Cloud computing and the issue of privacy
Could Google’s Achilles’ heel be privacy? Cloud computing asks an enterprise to cede more control to the vendor. That applies not just to Google but also to Amazon, AT&T or Pageflakes—any company offering cloud-based services. A licensee must believe the vendor who says, "We don’t keep track of any personal or proscribed information."
I’m a trusting soul, but I have worked in and around online systems for more than 30 years. I have sitting not 10 feet from me a person who can write a script and suck content from any system to which she can get or has access. Privacy just like security is only as good as its weakest link. Cloud computing increases the risk that a breach could occur. Note, please, I am not saying will occur. We’re dealing with risk here and one’s definition of acceptable risk.
The muddled information in the April 21, 2008, Financial Times’ story "Google Resolve Crumbles on ‘Cookies’ Pledge." The journalist, Richard Waters in San Francisco, points out that Google is not able to resolve some of the tracking and monitoring issues associated with the small text files placed on a user’s computer. Those "cookies" make it trivial for a cloud-based vendor to know who does what, when, how and even where the user navigates when leaving one site to visit an unrelated URL (uniform resource locater). My colleague—the one who can script dance with the best of them—said, "You can do lots of interesting tricks with cookies like sucking data off the user’s computer. Snort. Snort. Giggle."
Privacy and Google
One newspaper story doesn’t mean Google is going to take any chances with its enterprise customers. I think Google is much better about privacy than some other firms with which I am familiar. But Google faces some pushback on privacy from the European Commission. Google’s public policy Web log does a good job of keeping me current on Google’s policies. The Web log is here: http://googlepublic
In an April 7, 2008, post on its public policy Web log under the headline "The European Commission’s Data Protection Findings," Google said:
"The European Commission’s Article 29 Data Protection Working Party—named after the rules they are monitoring–-has been conducting a lengthy inquiry into the question of online privacy. While the working party has welcomed our decision to anonymise [sic] data logs after 18 months as a positive privacy protective step, it suggested in findings released today that this period might still be too long. We believe that data retention requirements have to take into account the need to provide quality products and services for users, like accurate search results, as well as system security and integrity concerns. We have recently discussed some of the many ways that using this data helps improve users’ experience, from making our products safe, to preventing fraud, to building language models to improve search results. This perspective—the ways in which data is used to improve consumers’ experience on the Web—is unfortunately sometimes lacking in discussions about online privacy."

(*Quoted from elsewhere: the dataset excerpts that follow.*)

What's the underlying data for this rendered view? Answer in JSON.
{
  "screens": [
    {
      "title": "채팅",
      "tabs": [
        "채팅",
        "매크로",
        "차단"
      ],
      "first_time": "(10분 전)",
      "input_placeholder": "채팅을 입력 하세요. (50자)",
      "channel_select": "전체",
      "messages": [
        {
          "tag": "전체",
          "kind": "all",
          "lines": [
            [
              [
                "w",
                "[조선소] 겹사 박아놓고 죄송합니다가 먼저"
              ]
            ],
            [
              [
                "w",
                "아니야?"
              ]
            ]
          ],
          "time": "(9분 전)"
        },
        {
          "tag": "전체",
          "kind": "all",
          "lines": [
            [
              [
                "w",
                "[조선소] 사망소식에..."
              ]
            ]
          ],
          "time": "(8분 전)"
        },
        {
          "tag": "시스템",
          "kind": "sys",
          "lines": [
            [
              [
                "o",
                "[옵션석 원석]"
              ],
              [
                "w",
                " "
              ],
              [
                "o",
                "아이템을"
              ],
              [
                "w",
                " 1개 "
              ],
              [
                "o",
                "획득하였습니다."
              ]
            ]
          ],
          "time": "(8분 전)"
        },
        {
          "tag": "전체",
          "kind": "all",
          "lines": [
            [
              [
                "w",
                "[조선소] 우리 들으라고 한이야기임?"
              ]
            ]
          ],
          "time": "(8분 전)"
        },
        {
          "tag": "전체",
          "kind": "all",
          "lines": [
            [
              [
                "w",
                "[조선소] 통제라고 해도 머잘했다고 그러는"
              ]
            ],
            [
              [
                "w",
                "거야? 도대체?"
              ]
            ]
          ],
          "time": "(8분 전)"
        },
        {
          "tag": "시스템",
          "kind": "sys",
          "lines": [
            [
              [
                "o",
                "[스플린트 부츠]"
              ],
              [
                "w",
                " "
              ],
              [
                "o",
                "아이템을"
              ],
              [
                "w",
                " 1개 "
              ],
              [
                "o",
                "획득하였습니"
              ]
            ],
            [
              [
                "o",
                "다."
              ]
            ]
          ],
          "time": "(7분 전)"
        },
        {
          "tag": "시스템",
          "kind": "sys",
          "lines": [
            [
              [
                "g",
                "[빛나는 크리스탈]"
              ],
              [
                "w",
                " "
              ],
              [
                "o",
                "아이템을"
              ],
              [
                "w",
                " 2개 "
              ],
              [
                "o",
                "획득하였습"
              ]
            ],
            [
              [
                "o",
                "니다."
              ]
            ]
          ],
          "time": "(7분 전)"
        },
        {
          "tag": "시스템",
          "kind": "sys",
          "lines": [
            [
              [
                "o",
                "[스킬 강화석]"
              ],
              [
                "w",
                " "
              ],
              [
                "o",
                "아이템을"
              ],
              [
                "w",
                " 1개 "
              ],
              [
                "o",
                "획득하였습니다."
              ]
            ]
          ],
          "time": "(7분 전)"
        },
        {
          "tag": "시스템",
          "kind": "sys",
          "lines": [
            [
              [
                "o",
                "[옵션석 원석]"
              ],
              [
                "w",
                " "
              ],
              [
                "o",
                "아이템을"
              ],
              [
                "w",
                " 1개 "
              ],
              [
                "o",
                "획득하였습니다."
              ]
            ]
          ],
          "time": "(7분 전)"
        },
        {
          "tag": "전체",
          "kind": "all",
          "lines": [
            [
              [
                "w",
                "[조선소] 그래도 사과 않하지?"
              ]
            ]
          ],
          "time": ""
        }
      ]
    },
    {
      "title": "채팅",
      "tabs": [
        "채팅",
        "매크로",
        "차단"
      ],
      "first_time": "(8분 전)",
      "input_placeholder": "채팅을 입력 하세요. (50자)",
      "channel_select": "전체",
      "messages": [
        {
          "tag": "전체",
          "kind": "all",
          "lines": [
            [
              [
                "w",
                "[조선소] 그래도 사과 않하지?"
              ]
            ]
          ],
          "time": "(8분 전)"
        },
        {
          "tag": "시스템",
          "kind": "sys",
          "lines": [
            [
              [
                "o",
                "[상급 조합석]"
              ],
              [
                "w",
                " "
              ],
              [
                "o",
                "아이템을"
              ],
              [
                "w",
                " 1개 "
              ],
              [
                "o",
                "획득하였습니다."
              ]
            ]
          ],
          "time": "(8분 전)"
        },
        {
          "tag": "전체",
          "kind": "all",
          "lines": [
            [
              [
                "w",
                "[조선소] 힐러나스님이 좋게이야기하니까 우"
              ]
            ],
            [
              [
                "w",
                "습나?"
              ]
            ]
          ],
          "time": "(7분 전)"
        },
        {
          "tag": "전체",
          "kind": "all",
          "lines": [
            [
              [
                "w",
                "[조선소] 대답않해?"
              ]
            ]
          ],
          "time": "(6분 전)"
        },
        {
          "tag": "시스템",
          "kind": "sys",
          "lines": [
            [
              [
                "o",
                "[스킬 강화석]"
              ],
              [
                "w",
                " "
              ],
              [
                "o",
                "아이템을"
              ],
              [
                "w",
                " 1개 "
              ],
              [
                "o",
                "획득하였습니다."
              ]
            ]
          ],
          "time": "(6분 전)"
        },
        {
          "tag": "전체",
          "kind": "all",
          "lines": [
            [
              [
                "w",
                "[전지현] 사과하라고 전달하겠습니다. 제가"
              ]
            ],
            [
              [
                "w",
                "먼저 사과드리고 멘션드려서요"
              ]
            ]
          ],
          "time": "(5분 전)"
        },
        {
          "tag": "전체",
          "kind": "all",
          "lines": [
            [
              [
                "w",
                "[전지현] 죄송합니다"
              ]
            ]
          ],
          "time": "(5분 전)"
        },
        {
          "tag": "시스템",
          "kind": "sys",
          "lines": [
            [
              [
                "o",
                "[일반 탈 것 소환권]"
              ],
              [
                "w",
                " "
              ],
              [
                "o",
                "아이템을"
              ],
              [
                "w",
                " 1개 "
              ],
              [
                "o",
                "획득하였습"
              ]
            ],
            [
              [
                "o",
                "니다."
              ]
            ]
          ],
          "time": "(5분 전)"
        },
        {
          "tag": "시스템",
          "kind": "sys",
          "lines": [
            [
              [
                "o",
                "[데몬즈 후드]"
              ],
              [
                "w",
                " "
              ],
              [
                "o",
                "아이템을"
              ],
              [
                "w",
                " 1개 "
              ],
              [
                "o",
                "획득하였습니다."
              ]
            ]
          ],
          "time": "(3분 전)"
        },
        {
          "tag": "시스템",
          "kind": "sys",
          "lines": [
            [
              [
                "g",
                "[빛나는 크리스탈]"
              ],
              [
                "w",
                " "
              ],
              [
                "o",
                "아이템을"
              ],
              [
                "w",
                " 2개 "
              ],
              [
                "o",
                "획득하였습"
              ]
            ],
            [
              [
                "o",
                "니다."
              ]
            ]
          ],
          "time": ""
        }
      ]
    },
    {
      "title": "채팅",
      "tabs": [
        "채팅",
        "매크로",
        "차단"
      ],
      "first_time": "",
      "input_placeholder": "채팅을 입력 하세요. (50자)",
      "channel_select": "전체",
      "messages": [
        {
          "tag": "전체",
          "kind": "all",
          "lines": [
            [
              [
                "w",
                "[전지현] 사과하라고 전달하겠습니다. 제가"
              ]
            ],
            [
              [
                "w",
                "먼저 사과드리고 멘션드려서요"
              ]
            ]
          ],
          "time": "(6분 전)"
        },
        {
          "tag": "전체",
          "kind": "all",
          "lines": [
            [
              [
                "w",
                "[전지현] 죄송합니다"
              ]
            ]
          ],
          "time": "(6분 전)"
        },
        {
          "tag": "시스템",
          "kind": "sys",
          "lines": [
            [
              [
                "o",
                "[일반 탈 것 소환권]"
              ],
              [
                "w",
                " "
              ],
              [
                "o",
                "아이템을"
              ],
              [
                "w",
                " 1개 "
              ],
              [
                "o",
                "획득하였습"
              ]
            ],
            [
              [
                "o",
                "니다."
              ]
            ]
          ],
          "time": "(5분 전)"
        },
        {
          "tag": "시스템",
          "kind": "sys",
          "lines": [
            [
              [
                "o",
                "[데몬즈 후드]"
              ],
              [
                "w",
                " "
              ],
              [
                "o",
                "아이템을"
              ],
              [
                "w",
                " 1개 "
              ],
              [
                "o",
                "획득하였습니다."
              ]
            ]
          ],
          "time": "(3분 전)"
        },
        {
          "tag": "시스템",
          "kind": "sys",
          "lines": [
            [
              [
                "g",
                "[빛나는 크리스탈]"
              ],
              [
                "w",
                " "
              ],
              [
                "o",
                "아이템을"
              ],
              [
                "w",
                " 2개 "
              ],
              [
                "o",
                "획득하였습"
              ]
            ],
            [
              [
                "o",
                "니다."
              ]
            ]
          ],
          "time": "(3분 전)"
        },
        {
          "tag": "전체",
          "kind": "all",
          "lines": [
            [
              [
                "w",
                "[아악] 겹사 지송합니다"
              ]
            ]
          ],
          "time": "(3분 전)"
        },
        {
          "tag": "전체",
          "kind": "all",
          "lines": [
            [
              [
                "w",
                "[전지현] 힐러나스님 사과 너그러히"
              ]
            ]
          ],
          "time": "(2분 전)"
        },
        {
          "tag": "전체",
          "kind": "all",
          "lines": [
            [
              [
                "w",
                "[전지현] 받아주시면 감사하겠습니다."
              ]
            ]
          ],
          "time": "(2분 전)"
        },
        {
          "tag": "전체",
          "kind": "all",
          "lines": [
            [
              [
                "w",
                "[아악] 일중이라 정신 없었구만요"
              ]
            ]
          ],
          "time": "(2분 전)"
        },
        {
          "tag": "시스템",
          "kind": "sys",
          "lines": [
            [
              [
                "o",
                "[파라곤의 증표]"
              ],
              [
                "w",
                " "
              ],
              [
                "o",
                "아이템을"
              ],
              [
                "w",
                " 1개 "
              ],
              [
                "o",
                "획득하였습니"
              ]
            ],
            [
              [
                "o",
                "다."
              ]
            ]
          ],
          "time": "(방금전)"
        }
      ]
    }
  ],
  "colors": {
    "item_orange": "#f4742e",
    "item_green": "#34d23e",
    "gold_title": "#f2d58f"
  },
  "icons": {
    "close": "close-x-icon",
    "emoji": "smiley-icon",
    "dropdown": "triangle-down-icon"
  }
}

The one piece of information that is not widely known that I find helpful when thinking about cloud-based computing and privacy is the mundane data schema for a user’s behavior. In Google’s patent and patent application corpus, I identified more than a dozen public documents that explain the systems and methods disclosed by the company for usage tracking. The first patent application is dated 2002, US 2002/0123988. Work on patent applications typically consumes several months, so it’s reasonable to conclude that usage tracking was of interest prior to this patent application’s filing in March 2001 to Google in its earlier days. The most helpful information to me on the issue of privacy is the diagram on page 15, KMWorld, Vol 17, Issue 7, which appears in Google US 2006/0224583, titled "Analyzing a User’s Web History."[This data model, which appears in the Google US 2006/0224583 document available at uspto.gov, shows fine-grained tracking of a wide range of user actions. The record structure keeps track of the user by a "user identifier."]
It’s clear that this record structure keeps track of the user by a "user identifier." That record structure is also designed to monitor advertising. Of particular interest to me were the two column heads "Derived Data" and "Additional Data." It occurred to me that with a little editing, that record structure would be useful in tracking the activities of a user of other types of Google services—for example, enterprise cloud-based services. I don’t think that will happen, but it is interesting to look at that fine-grained data model in the context of the other Google inventions that track, manipulate, aggregate and analyze stateful and stateless user actions.
My thought is that as Google moves into enterprise cloud-based services in a more significant way than it has to date, Google will want to reassure its enterprise customers that the concerns about "crumbling cookies," the European Union’s nagging, and the powerful usage tracking inventions disclosed in Google’s patent documents are lined up with soldiers, polished and outfitted for battle in the enterprise wars ahead. IBM, Microsoft, Oracle and SAP may find that Google’s own policies, procedures, statements and inventions are sometimes at sixes and sevens.